佑真の部屋は西の丘にある。窓から公園の木が見え、近所には彼の通う銭湯と古い映画館がある。冴子の部屋は東の川沿いで、朝市と長い遊歩道がある。二人の距離は電車で八十分だった。
「こっちのほうが家賃も安いし、部屋も広いよ」
佑真の提案は、彼の町へ冴子が移るものだった。冴子も何度も泊まり、好きな店が増えていた。それでも帰りの電車で川が見えると、身体の奥がほどけた。
不動産アプリには二件を保存してある。一件は佑真の家から徒歩五分の二LDK。もう一件は、ちょうど中間駅にある線路沿いの一DK。後者は狭く、窓を開ければ電車の音が入る。二人とも今より片道四十分ずつ遠くなる。
二十九歳になれば、どちらかの生活へ合流するのが現実的なのかもしれない。中間地点を選ぶのは、譲り合いではなく、二人とも損をするだけにも見えた。
その夜、佑真から二枚の写真が届いた。丘の部屋の緑の窓と、中間駅の部屋の灰色の窓。
〈どっちにする?〉
冴子は、緑の窓を選べば愛される側になれる気がした。すでにある暮らしへ迎えられ、道を教えてもらい、馴染む努力をする。灰色の窓なら、二人とも道に迷う。
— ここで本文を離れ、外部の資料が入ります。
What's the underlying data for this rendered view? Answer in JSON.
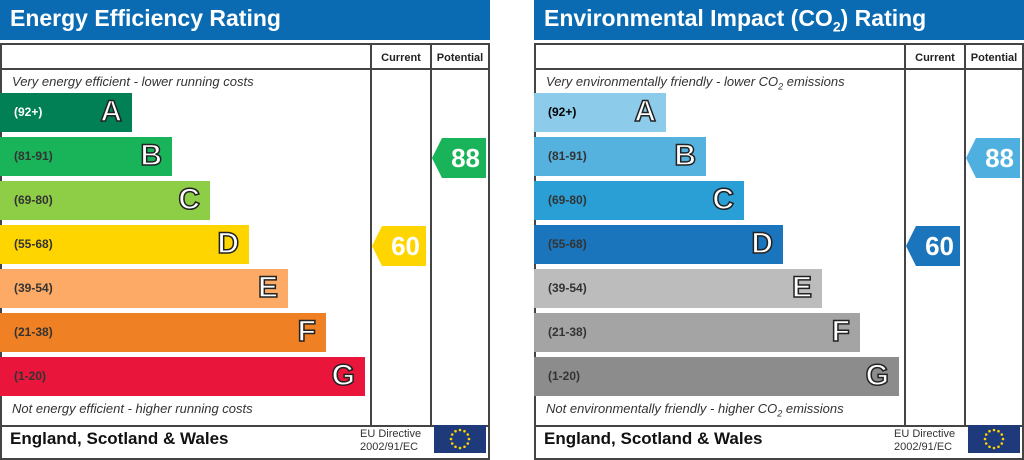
{
  "chart_data": [
    {
      "type": "bar",
      "title": "Energy Efficiency Rating",
      "column_headers": [
        "Current",
        "Potential"
      ],
      "top_note": "Very energy efficient - lower running costs",
      "bottom_note": "Not energy efficient - higher running costs",
      "categories": [
        "A",
        "B",
        "C",
        "D",
        "E",
        "F",
        "G"
      ],
      "ranges": [
        "(92+)",
        "(81-91)",
        "(69-80)",
        "(55-68)",
        "(39-54)",
        "(21-38)",
        "(1-20)"
      ],
      "colors": [
        "#008054",
        "#19b459",
        "#8dce46",
        "#ffd500",
        "#fcaa65",
        "#ef8023",
        "#e9153b"
      ],
      "current": {
        "value": 60,
        "band": "D",
        "color": "#ffd500"
      },
      "potential": {
        "value": 88,
        "band": "B",
        "color": "#19b459"
      },
      "footer": "England, Scotland & Wales",
      "directive": [
        "EU Directive",
        "2002/91/EC"
      ]
    },
    {
      "type": "bar",
      "title": "Environmental Impact (CO",
      "title_sub": "2",
      "title_end": ") Rating",
      "column_headers": [
        "Current",
        "Potential"
      ],
      "top_note": "Very environmentally friendly - lower CO",
      "top_note_end": " emissions",
      "bottom_note": "Not environmentally friendly - higher CO",
      "bottom_note_end": " emissions",
      "categories": [
        "A",
        "B",
        "C",
        "D",
        "E",
        "F",
        "G"
      ],
      "ranges": [
        "(92+)",
        "(81-91)",
        "(69-80)",
        "(55-68)",
        "(39-54)",
        "(21-38)",
        "(1-20)"
      ],
      "colors": [
        "#8ccbe9",
        "#55b1de",
        "#2a9fd6",
        "#1a75bc",
        "#bcbcbc",
        "#a4a4a4",
        "#8c8c8c"
      ],
      "current": {
        "value": 60,
        "band": "D",
        "color": "#1a75bc"
      },
      "potential": {
        "value": 88,
        "band": "B",
        "color": "#4fb0df"
      },
      "footer": "England, Scotland & Wales",
      "directive": [
        "EU Directive",
        "2002/91/EC"
      ]
    }
  ]
}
〈中間駅の部屋を一緒に内見したい。どちらかの町に住むなら、私は今は住まない〉
送ると、佑真の既読はついたまま動かなかった。
翌朝、冴子は一人で中間駅に降りた。線路沿いの窓は写真より小さく、電車が通るたび震えた。ここを選んでも二人がうまくいく保証はない。
昼過ぎ、佑真から〈土曜なら行ける〉とだけ返ってきた。賛成なのか、話を続けるだけなのかは分からない。冴子は都合よく解釈しなかった。中間地点を選ぶとは、二人の真ん中に自動で幸せが生まれることではない。互いの町を失った不満が、同じ部屋へ持ち込まれる可能性もあった。
それでも内見申込書の同伴者欄へ佑真の名前を書き、来なければ一人で見るつもりで、希望時刻を送信した。